CaribWorldNews, MIAMI, FL, Weds. Dec. 9, 2009: Five people, including two former Haitian executives at Haiti Teleco and the president of the Miami-Dade County-based telecommunications company, were yesterday indicted in a Florida court.
The five are charged with foreign bribery, wire fraud and operating a money laundering scheme, according to Acting U. S. Attorney Jeffrey H. Sloman of the Southern District of Florida, Assistant Attorney General Lanny A. Breuer of the Criminal Division and Special Agent in Charge Daniel W. Auer of the Internal Revenue Service – Criminal Investigation`s (IRS-CI) Miami Field Office.
Charged on Tuesday were Joel Esquenazi, 53, of Miami and Carlos Rodriguez, 53, of Davie, the former president and executive vice president of the telecommunications company; Robert Antoine, 61, of Miami and Haiti, and Jean Rene Duperval, 43, of Miramar, Fla. and Haiti, former directors of international relations for telecommunications at Haiti Teleco as well as Marguerite Grandison, 40, of Miramar, the former president of Telecom Consulting Services Corp., and Duperval`s sister.
According to the indictment, the defendants allegedly participated in a scheme to commit foreign bribery and money laundering from November 2001 through March 2005, during which time the telecommunications company paid more than $800,000 to shell companies to be used for bribes to foreign officials of the Republic of Haiti`s state-owned national telecommunications company, Telecommunications D`Haiti (Haiti Teleco).
Additionally, the telecommunications company allegedly executed a series of contracts with Haiti Teleco that allowed the company`s customers to place telephone calls to Haiti. The alleged corrupt payments were authorized by the telecommunications company`s president and vice president and were allegedly paid to successive Haitian government officials at Haiti Teleco.
Prosecutors allege in court papers that the purpose of these bribes was to obtain various business advantages from the Haitian officials for the telecommunications company, including issuing preferred telecommunications rates, reducing the number of minutes for which payment was owed, and giving a variety of credits toward sums owed, as well as to defraud the Republic of Haiti of revenue.
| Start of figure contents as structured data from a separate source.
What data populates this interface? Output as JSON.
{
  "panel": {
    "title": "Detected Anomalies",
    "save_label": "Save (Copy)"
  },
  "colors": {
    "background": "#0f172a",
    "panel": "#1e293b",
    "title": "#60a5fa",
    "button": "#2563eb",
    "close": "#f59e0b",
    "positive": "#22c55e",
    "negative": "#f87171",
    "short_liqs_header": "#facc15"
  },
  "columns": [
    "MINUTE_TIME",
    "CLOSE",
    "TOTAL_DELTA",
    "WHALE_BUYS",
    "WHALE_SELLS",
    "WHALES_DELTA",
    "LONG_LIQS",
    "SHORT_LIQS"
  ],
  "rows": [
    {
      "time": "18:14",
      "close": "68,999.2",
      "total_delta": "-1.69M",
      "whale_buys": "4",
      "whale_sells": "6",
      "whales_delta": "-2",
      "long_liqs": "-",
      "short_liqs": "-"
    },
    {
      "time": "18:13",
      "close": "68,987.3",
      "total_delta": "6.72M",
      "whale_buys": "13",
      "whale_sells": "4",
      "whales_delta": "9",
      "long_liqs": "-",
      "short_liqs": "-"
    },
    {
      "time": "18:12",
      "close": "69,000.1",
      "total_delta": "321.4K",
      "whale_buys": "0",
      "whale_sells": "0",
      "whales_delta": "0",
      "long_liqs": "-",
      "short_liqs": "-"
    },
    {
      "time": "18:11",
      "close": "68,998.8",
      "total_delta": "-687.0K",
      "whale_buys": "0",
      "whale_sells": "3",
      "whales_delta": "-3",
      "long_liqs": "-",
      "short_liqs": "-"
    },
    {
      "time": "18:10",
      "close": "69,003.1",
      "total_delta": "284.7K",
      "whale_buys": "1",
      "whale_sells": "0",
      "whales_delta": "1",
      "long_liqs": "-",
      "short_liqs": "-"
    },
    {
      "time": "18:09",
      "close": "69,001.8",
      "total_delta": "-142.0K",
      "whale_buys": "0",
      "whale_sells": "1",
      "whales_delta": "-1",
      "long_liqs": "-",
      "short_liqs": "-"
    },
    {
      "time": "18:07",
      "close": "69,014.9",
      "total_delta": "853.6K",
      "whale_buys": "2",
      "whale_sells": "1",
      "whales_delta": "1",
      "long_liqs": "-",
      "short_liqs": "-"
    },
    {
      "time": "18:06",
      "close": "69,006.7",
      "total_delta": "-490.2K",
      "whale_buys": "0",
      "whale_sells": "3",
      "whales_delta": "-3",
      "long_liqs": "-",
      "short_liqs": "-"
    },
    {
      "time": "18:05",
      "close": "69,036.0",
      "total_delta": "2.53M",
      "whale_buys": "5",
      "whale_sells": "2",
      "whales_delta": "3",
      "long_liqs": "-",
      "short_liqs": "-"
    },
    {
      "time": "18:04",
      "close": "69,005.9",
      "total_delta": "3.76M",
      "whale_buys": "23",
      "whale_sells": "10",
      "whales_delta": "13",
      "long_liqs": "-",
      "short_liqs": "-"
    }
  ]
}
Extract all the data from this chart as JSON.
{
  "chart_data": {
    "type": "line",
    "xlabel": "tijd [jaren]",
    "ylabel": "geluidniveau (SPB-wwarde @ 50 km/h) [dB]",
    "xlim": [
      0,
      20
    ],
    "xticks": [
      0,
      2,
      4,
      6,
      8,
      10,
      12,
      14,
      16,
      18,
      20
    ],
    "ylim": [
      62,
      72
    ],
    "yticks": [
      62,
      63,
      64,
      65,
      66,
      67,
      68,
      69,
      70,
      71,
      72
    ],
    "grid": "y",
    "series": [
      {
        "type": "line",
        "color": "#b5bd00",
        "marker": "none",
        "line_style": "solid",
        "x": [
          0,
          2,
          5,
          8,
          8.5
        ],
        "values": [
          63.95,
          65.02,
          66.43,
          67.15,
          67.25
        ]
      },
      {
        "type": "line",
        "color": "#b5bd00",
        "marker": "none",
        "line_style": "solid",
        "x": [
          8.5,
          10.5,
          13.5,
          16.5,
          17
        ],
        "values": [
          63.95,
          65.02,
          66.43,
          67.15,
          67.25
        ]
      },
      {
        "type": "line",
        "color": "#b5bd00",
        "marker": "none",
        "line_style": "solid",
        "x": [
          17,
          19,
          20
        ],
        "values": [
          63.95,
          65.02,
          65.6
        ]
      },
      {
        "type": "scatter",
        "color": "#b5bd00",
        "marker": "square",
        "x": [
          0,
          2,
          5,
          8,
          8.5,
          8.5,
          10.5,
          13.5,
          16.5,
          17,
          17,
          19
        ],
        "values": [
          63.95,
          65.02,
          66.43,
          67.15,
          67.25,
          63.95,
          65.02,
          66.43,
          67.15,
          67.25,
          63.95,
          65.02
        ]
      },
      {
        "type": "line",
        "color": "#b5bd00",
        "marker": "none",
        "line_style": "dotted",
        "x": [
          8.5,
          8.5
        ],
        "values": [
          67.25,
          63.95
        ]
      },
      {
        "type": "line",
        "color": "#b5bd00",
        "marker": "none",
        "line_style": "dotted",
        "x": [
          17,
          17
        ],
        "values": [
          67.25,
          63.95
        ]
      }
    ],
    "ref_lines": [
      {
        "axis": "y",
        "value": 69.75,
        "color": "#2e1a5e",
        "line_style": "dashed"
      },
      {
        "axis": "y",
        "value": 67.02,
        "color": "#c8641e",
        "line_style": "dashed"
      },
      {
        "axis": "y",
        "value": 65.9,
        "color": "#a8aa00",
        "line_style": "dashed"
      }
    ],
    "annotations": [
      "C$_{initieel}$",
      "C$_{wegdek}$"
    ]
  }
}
To conceal the bribe payments, the defendants allegedly used various shell companies to receive and forward on the payments. In addition, they allegedly created false records claiming that the payments were for `consulting services,` which were never intended or performed.
The conspiracy to commit violations of the FCPA and wire fraud count carries a maximum penalty of five years in prison and a fine of the greater of $250,000 or twice the value gained or lost. The FCPA counts each carry a maximum penalty of five years in prison and a fine of the greater of $100,000 or twice the value gained or lost.
The conspiracy to commit money laundering count carries a maximum penalty of 20 years in prison and a fine of the greater of $500,000 or twice the value of the property involved in the transaction. The money laundering counts each carry a maximum penalty of 20 years in prison and a fine of the greater of $500,000 or twice the value of the property involved in the transaction. The indictment also gives notice of criminal forfeiture.
On April 27, 2009, Antonio Perez, the former controller of the telecommunications company, pleaded guilty to conspiring to commit FCPA violations and money laundering for his role in the payment of bribes to former officials of Haiti Telco.
On May 15, 2009, Juan Diaz, the president of J.D. Locator Services, a shell intermediary company, pleaded guilty to one count of conspiracy to violate the FCPA and money laundering. He admitted to receiving more than $1 million in bribe money from telecommunication companies. Diaz admitted he then laundered the money for a former Haitian government official. Diaz is scheduled to be sentenced on Jan. 29, 2010.